The most effective treatment for multiple sclerosis is hardly used
In many patients with multiple sclerosis, quality of life is so low that HSCT treatment appears to be the best option – a one-off treatment with medium/low dose (myeloablative/non-myeloablative) chemotherapy, which eradicates autoreactive lymphocytes. This gives the patient a good chance of escaping chronic health problems due to disease activity, functional decline, medication side effects and the transition to secondary progressive multiple sclerosis (chronic neurodegeneration) (3).
Disease-modifying drugs have the same therapeutic window as HSCT, but have only an immunomodulatory/immunosuppressive effect on autoreactive lymphocytes and can neither halt the disease nor prevent the transition to secondary progressive multiple sclerosis (3). Side effects significantly reduce quality of life in many patients, and the most effective disease-modifying drugs have serious side effects that limit their duration of use. Health problems often persist because of continued disease activity.

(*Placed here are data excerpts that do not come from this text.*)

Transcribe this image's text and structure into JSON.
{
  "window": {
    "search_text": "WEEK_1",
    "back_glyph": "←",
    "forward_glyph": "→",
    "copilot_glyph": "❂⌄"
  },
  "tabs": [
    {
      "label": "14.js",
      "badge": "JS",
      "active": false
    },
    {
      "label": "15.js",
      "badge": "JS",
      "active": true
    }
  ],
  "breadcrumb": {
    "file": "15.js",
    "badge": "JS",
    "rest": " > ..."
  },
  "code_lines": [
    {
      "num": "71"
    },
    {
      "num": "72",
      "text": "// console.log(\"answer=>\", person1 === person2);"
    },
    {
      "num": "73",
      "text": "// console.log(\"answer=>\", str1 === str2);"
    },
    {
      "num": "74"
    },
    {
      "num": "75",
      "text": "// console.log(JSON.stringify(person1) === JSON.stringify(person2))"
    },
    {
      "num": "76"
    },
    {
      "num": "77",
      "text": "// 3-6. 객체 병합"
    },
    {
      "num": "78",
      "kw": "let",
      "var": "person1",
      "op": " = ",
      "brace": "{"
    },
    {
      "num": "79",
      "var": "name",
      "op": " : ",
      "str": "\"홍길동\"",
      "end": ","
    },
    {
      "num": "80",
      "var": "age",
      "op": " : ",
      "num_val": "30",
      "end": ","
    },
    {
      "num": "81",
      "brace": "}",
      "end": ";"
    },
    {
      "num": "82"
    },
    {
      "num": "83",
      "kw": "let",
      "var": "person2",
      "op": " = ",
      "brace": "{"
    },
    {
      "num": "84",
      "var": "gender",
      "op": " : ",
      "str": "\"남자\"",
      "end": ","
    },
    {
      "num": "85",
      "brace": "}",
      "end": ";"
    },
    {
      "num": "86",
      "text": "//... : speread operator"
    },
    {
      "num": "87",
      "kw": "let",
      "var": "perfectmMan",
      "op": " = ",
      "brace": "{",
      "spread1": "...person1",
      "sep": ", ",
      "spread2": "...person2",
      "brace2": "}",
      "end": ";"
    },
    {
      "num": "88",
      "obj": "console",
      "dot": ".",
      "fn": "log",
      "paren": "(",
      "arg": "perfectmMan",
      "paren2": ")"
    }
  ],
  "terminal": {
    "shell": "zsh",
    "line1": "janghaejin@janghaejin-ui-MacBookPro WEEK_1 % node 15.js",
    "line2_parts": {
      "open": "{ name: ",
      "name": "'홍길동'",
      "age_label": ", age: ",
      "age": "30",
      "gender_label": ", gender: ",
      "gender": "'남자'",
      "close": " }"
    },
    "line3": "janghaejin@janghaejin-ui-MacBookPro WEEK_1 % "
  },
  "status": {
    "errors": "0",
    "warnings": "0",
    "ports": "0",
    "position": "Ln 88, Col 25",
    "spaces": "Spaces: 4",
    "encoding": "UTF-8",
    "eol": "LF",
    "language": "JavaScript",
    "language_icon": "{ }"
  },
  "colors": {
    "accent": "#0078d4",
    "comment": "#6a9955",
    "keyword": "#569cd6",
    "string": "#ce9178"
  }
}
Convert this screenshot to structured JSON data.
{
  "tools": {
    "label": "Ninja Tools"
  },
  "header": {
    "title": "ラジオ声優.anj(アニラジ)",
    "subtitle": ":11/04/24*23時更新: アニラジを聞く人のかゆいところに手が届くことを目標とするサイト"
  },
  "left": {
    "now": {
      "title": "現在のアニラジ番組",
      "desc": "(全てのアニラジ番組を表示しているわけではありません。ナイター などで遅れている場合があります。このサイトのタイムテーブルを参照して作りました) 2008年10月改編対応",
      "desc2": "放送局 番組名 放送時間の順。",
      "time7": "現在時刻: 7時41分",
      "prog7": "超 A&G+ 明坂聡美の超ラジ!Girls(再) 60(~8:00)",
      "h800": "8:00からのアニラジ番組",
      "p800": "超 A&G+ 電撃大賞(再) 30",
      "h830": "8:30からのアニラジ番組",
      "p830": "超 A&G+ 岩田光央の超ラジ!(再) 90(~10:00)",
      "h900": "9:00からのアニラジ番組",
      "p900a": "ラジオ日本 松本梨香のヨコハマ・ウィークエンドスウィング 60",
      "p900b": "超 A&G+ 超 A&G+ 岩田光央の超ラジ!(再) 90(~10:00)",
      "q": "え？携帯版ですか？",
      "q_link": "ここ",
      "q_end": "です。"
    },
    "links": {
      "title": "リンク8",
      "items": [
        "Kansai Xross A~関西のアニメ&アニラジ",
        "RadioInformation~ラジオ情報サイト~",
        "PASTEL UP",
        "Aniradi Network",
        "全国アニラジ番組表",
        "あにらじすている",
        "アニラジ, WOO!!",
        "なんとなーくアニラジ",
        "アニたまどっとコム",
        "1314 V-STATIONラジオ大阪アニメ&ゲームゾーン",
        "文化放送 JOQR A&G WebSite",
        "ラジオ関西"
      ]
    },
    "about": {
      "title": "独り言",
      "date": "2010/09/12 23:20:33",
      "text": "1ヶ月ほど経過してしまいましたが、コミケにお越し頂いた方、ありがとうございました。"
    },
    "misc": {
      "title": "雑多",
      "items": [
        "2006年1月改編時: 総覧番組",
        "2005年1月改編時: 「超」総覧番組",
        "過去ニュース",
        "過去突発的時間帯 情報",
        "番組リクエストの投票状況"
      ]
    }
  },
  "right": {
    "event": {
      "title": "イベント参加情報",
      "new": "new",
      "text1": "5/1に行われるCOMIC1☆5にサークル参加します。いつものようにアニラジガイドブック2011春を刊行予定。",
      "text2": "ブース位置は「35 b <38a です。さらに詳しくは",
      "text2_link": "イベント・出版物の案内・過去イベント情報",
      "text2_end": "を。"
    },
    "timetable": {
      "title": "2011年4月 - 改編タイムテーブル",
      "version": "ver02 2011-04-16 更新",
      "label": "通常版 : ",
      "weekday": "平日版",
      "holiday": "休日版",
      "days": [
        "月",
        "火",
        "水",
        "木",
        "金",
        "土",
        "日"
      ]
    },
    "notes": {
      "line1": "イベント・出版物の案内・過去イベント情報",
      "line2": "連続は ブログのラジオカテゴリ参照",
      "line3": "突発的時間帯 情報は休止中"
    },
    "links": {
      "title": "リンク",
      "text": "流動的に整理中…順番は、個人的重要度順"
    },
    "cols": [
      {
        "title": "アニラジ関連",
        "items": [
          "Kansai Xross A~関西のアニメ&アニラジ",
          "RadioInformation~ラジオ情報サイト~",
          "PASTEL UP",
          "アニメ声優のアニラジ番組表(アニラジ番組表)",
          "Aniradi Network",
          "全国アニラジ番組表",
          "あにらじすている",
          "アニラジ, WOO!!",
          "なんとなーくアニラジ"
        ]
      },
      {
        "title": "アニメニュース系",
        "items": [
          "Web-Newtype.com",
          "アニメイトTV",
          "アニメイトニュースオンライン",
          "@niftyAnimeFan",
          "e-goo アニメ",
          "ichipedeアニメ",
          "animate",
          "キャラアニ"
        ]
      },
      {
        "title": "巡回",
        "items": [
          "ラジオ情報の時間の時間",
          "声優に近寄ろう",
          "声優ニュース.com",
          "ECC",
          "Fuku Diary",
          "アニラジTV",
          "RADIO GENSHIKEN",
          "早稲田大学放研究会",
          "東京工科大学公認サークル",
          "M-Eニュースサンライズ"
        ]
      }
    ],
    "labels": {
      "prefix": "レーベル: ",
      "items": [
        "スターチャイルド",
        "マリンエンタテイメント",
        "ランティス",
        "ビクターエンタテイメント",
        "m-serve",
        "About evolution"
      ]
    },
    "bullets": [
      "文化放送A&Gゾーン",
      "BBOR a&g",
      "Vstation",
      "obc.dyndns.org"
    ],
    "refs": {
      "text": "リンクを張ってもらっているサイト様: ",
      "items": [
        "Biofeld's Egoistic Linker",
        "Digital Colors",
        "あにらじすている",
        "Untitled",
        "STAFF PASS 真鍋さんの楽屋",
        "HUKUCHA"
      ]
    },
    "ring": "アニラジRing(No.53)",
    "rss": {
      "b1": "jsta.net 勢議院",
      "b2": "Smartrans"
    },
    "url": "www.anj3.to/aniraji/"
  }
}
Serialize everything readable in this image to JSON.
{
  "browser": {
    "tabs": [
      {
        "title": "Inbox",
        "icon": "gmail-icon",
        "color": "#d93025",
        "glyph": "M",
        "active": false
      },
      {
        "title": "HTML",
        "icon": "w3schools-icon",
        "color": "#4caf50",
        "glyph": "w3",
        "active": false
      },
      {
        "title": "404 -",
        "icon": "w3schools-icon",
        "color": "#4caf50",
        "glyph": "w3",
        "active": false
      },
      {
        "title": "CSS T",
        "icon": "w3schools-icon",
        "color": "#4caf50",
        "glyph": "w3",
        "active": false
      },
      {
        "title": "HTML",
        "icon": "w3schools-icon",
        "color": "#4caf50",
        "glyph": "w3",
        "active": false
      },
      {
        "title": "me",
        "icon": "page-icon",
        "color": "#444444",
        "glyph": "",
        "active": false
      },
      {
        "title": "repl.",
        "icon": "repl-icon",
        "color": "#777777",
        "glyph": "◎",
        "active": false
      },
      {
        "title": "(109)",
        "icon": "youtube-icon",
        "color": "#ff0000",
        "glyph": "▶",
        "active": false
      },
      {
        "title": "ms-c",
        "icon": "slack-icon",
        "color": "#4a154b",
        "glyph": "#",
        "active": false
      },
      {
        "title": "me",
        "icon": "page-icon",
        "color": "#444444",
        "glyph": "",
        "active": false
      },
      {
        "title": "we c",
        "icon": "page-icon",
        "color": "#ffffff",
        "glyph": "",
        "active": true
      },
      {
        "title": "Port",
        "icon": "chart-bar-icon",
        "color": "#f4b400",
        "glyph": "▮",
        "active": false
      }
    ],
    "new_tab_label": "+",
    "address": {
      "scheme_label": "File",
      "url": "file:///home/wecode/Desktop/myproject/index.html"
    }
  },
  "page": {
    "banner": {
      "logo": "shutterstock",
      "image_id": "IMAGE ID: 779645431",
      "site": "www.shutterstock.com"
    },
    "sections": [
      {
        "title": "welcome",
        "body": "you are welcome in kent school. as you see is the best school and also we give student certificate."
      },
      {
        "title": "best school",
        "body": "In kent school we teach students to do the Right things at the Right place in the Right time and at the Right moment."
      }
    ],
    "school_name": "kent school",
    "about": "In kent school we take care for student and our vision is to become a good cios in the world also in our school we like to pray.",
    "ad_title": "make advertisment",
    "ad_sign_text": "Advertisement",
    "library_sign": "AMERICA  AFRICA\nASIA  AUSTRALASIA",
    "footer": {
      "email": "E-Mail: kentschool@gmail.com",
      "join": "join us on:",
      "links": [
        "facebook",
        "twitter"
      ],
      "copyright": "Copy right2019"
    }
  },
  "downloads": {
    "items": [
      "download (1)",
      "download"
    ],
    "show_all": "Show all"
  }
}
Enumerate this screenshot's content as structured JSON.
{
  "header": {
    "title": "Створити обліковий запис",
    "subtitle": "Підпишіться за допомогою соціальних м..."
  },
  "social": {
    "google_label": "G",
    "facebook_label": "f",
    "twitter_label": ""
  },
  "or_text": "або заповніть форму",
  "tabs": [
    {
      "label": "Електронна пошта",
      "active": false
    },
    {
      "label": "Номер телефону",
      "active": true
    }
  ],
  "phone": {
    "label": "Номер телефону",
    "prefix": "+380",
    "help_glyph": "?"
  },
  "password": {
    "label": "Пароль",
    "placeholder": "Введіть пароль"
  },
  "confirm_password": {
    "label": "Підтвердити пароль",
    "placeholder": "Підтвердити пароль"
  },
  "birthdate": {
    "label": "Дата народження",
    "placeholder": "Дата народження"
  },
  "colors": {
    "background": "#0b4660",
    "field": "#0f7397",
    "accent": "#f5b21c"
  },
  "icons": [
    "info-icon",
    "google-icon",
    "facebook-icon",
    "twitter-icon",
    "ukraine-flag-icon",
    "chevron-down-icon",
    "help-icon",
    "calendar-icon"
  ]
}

Internationally, however, most neurologists still consider chemotherapy with autologous stem cell support to be an experimental treatment, even though it has yielded good results for more than ten years (7). Many countries require that such treatment be performed within prospective randomised controlled trials, in which the control group receives disease-modifying drugs and the intervention group HSCT treatment. Neurologists expect it takes several years before there are sufficient data to judge whether the treatment can be offered outside such studies.
The inclusion criteria for these studies are very stringent – they are based upon the type of multiple sclerosis, age, annual relapse rate, contrast-enhancing lesions on MRI and unsatisfactory effect of at least two disease-modifying drugs. Phase 2 studies from university hospitals in Sweden, Italy, Israel and Russia, among others, suggest that HCST treatment is also effective in progressive multiple sclerosis, in elderly patients, in those who do not have annual relapses and in those without contrast-enhancing lesions (8). Today, these patients have few if any places to which they can turn for HSCT treatment.
For me, it is incomprehensible that one of the inclusion criteria is that patients must have used two disease-modifying drugs. For many, this means that they no longer fulfil the criteria regarding age and secondary progressive multiple sclerosis, that they suffer increasing irreversible nerve damage, and that the treatment comes too late.